Moreover, implementing smart growth would have two impacts that tend to raise strong citizen opposition, as noted earlier. Many smart growth ideas won’t really work unless carried out regionally. So some authority must be shifted to a regional focus, which local gov’ts oppose. Second, raising densities generally means raising them in many suburban neighborhoods too. But almost all suburbanites oppose higher densities in their own areas. Local NIMBYism limits smart growth’s acceptability.

Implementing smart growth ideas alone is also likely to raise housing prices for the poor, even if some affordable housing is created for a few working class and moderate-income households. Since most residents of growth areas do not want poor people living near them, they fight against affordable housing measures. Also, many such measures require major public funding, so they are kept small in scale.

As a result, the main tactics advocated by smart growth proponents that have attained widespread public support are those that can be done locally without much new public spending, tax increases, or “social engineering.” Those are local growth boundaries or other limits to developable land, mixed-use zoning, and permitting very limited higher densities for a few housing units. These tactics do not make much housing more affordable, and may make a lot of it less affordable.

Where does all this leave us? I suggest the following conclusions.

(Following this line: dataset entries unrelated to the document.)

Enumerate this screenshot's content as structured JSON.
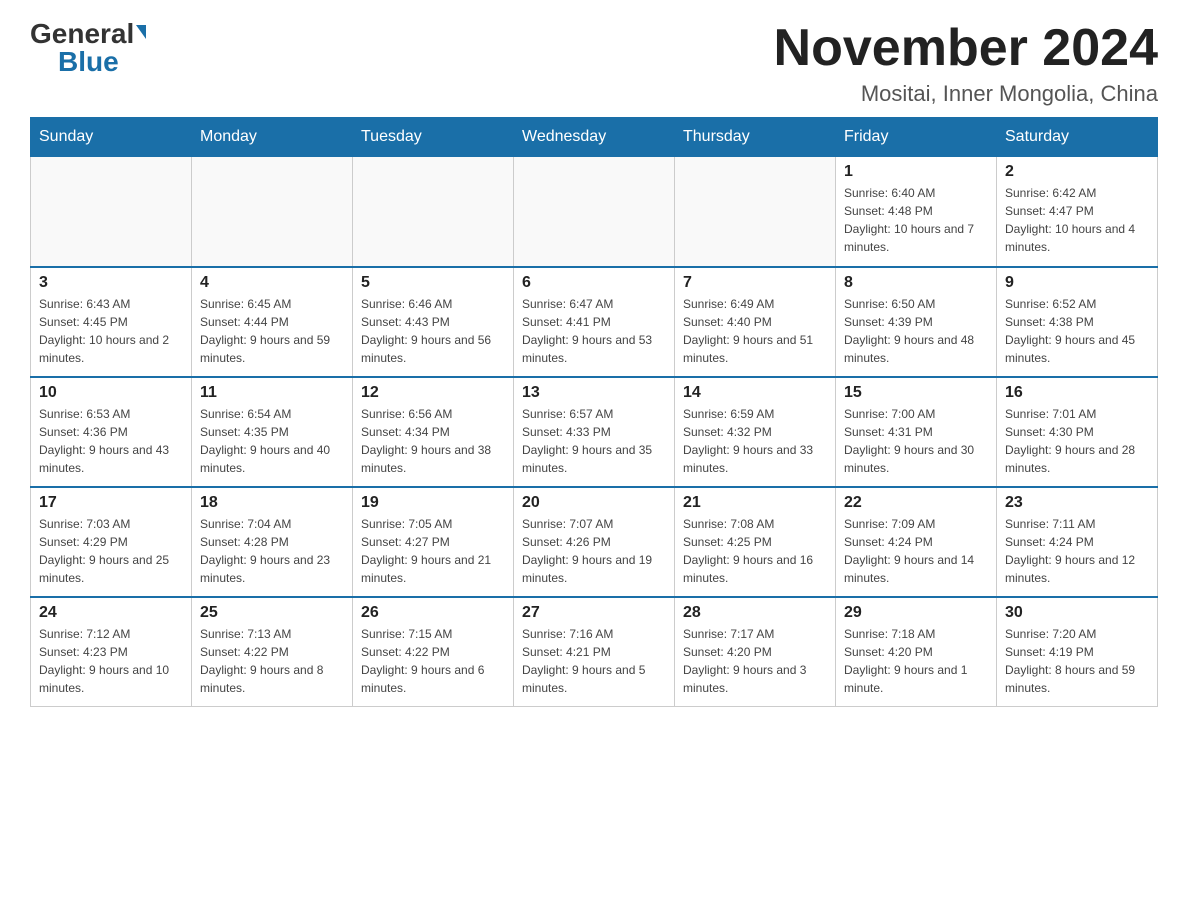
{
  "logo": {
    "general": "General",
    "blue": "Blue"
  },
  "title": {
    "month": "November 2024",
    "location": "Mositai, Inner Mongolia, China"
  },
  "days_of_week": [
    "Sunday",
    "Monday",
    "Tuesday",
    "Wednesday",
    "Thursday",
    "Friday",
    "Saturday"
  ],
  "weeks": [
    [
      {
        "day": "",
        "info": ""
      },
      {
        "day": "",
        "info": ""
      },
      {
        "day": "",
        "info": ""
      },
      {
        "day": "",
        "info": ""
      },
      {
        "day": "",
        "info": ""
      },
      {
        "day": "1",
        "info": "Sunrise: 6:40 AM\nSunset: 4:48 PM\nDaylight: 10 hours and 7 minutes."
      },
      {
        "day": "2",
        "info": "Sunrise: 6:42 AM\nSunset: 4:47 PM\nDaylight: 10 hours and 4 minutes."
      }
    ],
    [
      {
        "day": "3",
        "info": "Sunrise: 6:43 AM\nSunset: 4:45 PM\nDaylight: 10 hours and 2 minutes."
      },
      {
        "day": "4",
        "info": "Sunrise: 6:45 AM\nSunset: 4:44 PM\nDaylight: 9 hours and 59 minutes."
      },
      {
        "day": "5",
        "info": "Sunrise: 6:46 AM\nSunset: 4:43 PM\nDaylight: 9 hours and 56 minutes."
      },
      {
        "day": "6",
        "info": "Sunrise: 6:47 AM\nSunset: 4:41 PM\nDaylight: 9 hours and 53 minutes."
      },
      {
        "day": "7",
        "info": "Sunrise: 6:49 AM\nSunset: 4:40 PM\nDaylight: 9 hours and 51 minutes."
      },
      {
        "day": "8",
        "info": "Sunrise: 6:50 AM\nSunset: 4:39 PM\nDaylight: 9 hours and 48 minutes."
      },
      {
        "day": "9",
        "info": "Sunrise: 6:52 AM\nSunset: 4:38 PM\nDaylight: 9 hours and 45 minutes."
      }
    ],
    [
      {
        "day": "10",
        "info": "Sunrise: 6:53 AM\nSunset: 4:36 PM\nDaylight: 9 hours and 43 minutes."
      },
      {
        "day": "11",
        "info": "Sunrise: 6:54 AM\nSunset: 4:35 PM\nDaylight: 9 hours and 40 minutes."
      },
      {
        "day": "12",
        "info": "Sunrise: 6:56 AM\nSunset: 4:34 PM\nDaylight: 9 hours and 38 minutes."
      },
      {
        "day": "13",
        "info": "Sunrise: 6:57 AM\nSunset: 4:33 PM\nDaylight: 9 hours and 35 minutes."
      },
      {
        "day": "14",
        "info": "Sunrise: 6:59 AM\nSunset: 4:32 PM\nDaylight: 9 hours and 33 minutes."
      },
      {
        "day": "15",
        "info": "Sunrise: 7:00 AM\nSunset: 4:31 PM\nDaylight: 9 hours and 30 minutes."
      },
      {
        "day": "16",
        "info": "Sunrise: 7:01 AM\nSunset: 4:30 PM\nDaylight: 9 hours and 28 minutes."
      }
    ],
    [
      {
        "day": "17",
        "info": "Sunrise: 7:03 AM\nSunset: 4:29 PM\nDaylight: 9 hours and 25 minutes."
      },
      {
        "day": "18",
        "info": "Sunrise: 7:04 AM\nSunset: 4:28 PM\nDaylight: 9 hours and 23 minutes."
      },
      {
        "day": "19",
        "info": "Sunrise: 7:05 AM\nSunset: 4:27 PM\nDaylight: 9 hours and 21 minutes."
      },
      {
        "day": "20",
        "info": "Sunrise: 7:07 AM\nSunset: 4:26 PM\nDaylight: 9 hours and 19 minutes."
      },
      {
        "day": "21",
        "info": "Sunrise: 7:08 AM\nSunset: 4:25 PM\nDaylight: 9 hours and 16 minutes."
      },
      {
        "day": "22",
        "info": "Sunrise: 7:09 AM\nSunset: 4:24 PM\nDaylight: 9 hours and 14 minutes."
      },
      {
        "day": "23",
        "info": "Sunrise: 7:11 AM\nSunset: 4:24 PM\nDaylight: 9 hours and 12 minutes."
      }
    ],
    [
      {
        "day": "24",
        "info": "Sunrise: 7:12 AM\nSunset: 4:23 PM\nDaylight: 9 hours and 10 minutes."
      },
      {
        "day": "25",
        "info": "Sunrise: 7:13 AM\nSunset: 4:22 PM\nDaylight: 9 hours and 8 minutes."
      },
      {
        "day": "26",
        "info": "Sunrise: 7:15 AM\nSunset: 4:22 PM\nDaylight: 9 hours and 6 minutes."
      },
      {
        "day": "27",
        "info": "Sunrise: 7:16 AM\nSunset: 4:21 PM\nDaylight: 9 hours and 5 minutes."
      },
      {
        "day": "28",
        "info": "Sunrise: 7:17 AM\nSunset: 4:20 PM\nDaylight: 9 hours and 3 minutes."
      },
      {
        "day": "29",
        "info": "Sunrise: 7:18 AM\nSunset: 4:20 PM\nDaylight: 9 hours and 1 minute."
      },
      {
        "day": "30",
        "info": "Sunrise: 7:20 AM\nSunset: 4:19 PM\nDaylight: 8 hours and 59 minutes."
      }
    ]
  ]
}
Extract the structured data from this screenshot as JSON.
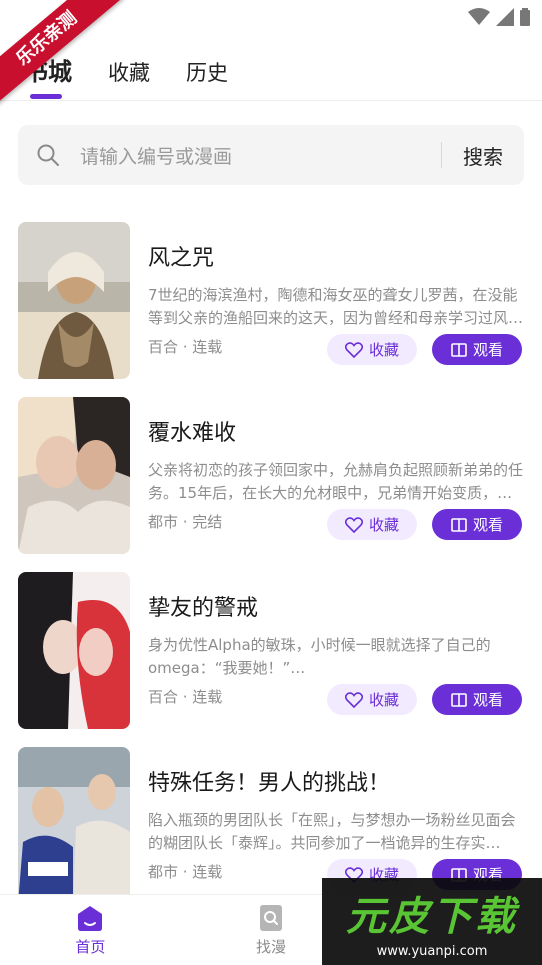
{
  "watermark": {
    "corner_label": "乐乐亲测",
    "brand_main": "元皮下载",
    "brand_url": "www.yuanpi.com"
  },
  "tabs": [
    {
      "label": "书城",
      "active": true
    },
    {
      "label": "收藏",
      "active": false
    },
    {
      "label": "历史",
      "active": false
    }
  ],
  "search": {
    "placeholder": "请输入编号或漫画",
    "button_label": "搜索"
  },
  "comics": [
    {
      "title": "风之咒",
      "description": "7世纪的海滨渔村，陶德和海女巫的聋女儿罗茜，在没能等到父亲的渔船回来的这天，因为曾经和母亲学习过风…",
      "meta": "百合 · 连载",
      "fav_label": "收藏",
      "read_label": "观看"
    },
    {
      "title": "覆水难收",
      "description": "父亲将初恋的孩子领回家中，允赫肩负起照顾新弟弟的任务。15年后，在长大的允材眼中，兄弟情开始变质，…",
      "meta": "都市 · 完结",
      "fav_label": "收藏",
      "read_label": "观看"
    },
    {
      "title": "挚友的警戒",
      "description": "身为优性Alpha的敏珠，小时候一眼就选择了自己的omega：“我要她！”…",
      "meta": "百合 · 连载",
      "fav_label": "收藏",
      "read_label": "观看"
    },
    {
      "title": "特殊任务！男人的挑战！",
      "description": "陷入瓶颈的男团队长「在熙」，与梦想办一场粉丝见面会的糊团队长「泰辉」。共同参加了一档诡异的生存实…",
      "meta": "都市 · 连载",
      "fav_label": "收藏",
      "read_label": "观看"
    }
  ],
  "bottom_nav": [
    {
      "label": "首页",
      "icon": "home-icon",
      "active": true
    },
    {
      "label": "找漫",
      "icon": "find-comic-icon",
      "active": false
    }
  ],
  "colors": {
    "accent": "#6a2fd6",
    "accent_light": "#f2ebff",
    "ribbon": "#c8102e"
  }
}
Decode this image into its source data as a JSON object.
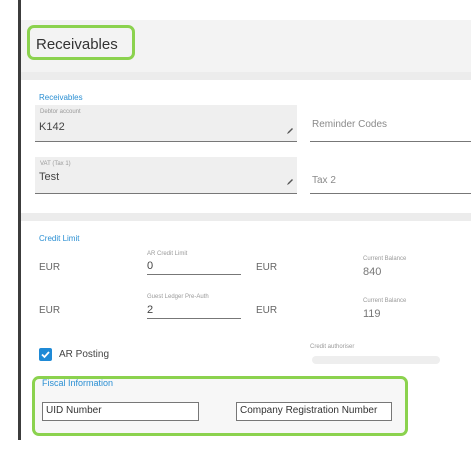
{
  "page": {
    "title": "Receivables"
  },
  "receivables": {
    "section_label": "Receivables",
    "debtor_account_label": "Debtor account",
    "debtor_account_value": "K142",
    "reminder_codes_placeholder": "Reminder Codes",
    "vat_label": "VAT (Tax 1)",
    "vat_value": "Test",
    "tax2_placeholder": "Tax 2"
  },
  "credit_limit": {
    "section_label": "Credit Limit",
    "row1": {
      "currency_left": "EUR",
      "field_label": "AR Credit Limit",
      "field_value": "0",
      "currency_right": "EUR",
      "balance_label": "Current Balance",
      "balance_value": "840"
    },
    "row2": {
      "currency_left": "EUR",
      "field_label": "Guest Ledger Pre-Auth",
      "field_value": "2",
      "currency_right": "EUR",
      "balance_label": "Current Balance",
      "balance_value": "119"
    },
    "ar_posting_label": "AR Posting",
    "ar_posting_checked": true,
    "credit_authoriser_label": "Credit authoriser"
  },
  "fiscal": {
    "title": "Fiscal Information",
    "uid_value": "UID Number",
    "company_reg_value": "Company Registration Number"
  },
  "colors": {
    "accent": "#2a8fd3",
    "highlight": "#8bd24e",
    "checkbox": "#1f8ad6"
  },
  "icons": {
    "edit": "pencil-icon",
    "check": "checkmark-icon"
  }
}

Smart growth goals would be furthered by much more widespread creation of affordable housing because that would (1) lead to higher densities, since the most affordable housing consists of multi-family or attached units, (2) reduce traffic congestion, since low-wage workers would have to travel less to their jobs, (3) promote more mixed-use development, since multi-family units can more easily be co-located with retail uses, and (4) require a shift of some land-use regulation away from local governments, which is vital to effective smart growth. From this viewpoint, smart growth proponents ought to strongly promote affordable housing in the suburbs.

But trying to create more affordable housing in the suburbs where we need it most is vehemently opposed by a big majority of suburban residents and governments. So making widespread creation of more affordable housing a key goal of smart growth proponents might reduce their chance of getting any of their goals put into practice.

But several of smart growth’s major goals themselves cannot be attained without either region-wide implementation or increased public spending or both. But these two actions are also unpopular. Consequently, in most U.S. regions, attempts to carry out smart growth have ended implementing only local growth management policies. Those policies cannot stop sprawl, and often reduce housing affordability.

Continuing the status quo is not likely to achieve either smart growth or more affordable suburban housing in most metropolitan areas. What is needed is greater receptivity to region-wide tactics. That must in turn be grounded in widespread citizen dissatisfaction with both existing sprawl development and existing shortages of local housing affordable to those workers who are necessary to run suburbs efficiently.

The best way to create such dissatisfaction is for advocates of both smart growth and affordable housing in the suburbs to work together to promote regional tactics aimed at their combined goals. Such coalitions could include churches and non-profits interested in social justice, businesses seeking housing for their workers, and developers who want to build low-cost housing. Both groups could then realize they were working for socially just outcomes for all income groups.

There is no guarantee that such combined forces will prevail soon, if at all. But I can guarantee you that chances of attaining either effective smart growth or more affordable housing without such coalitions are slim to none. Instead regions will wind up with more purely local growth management that pushes growth out farther –thus worsening sprawl –and raises housing prices more than ever.

Smart growth cannot be really socially just and responsible unless it includes a significant element of affordable housing. That would make it truly smart.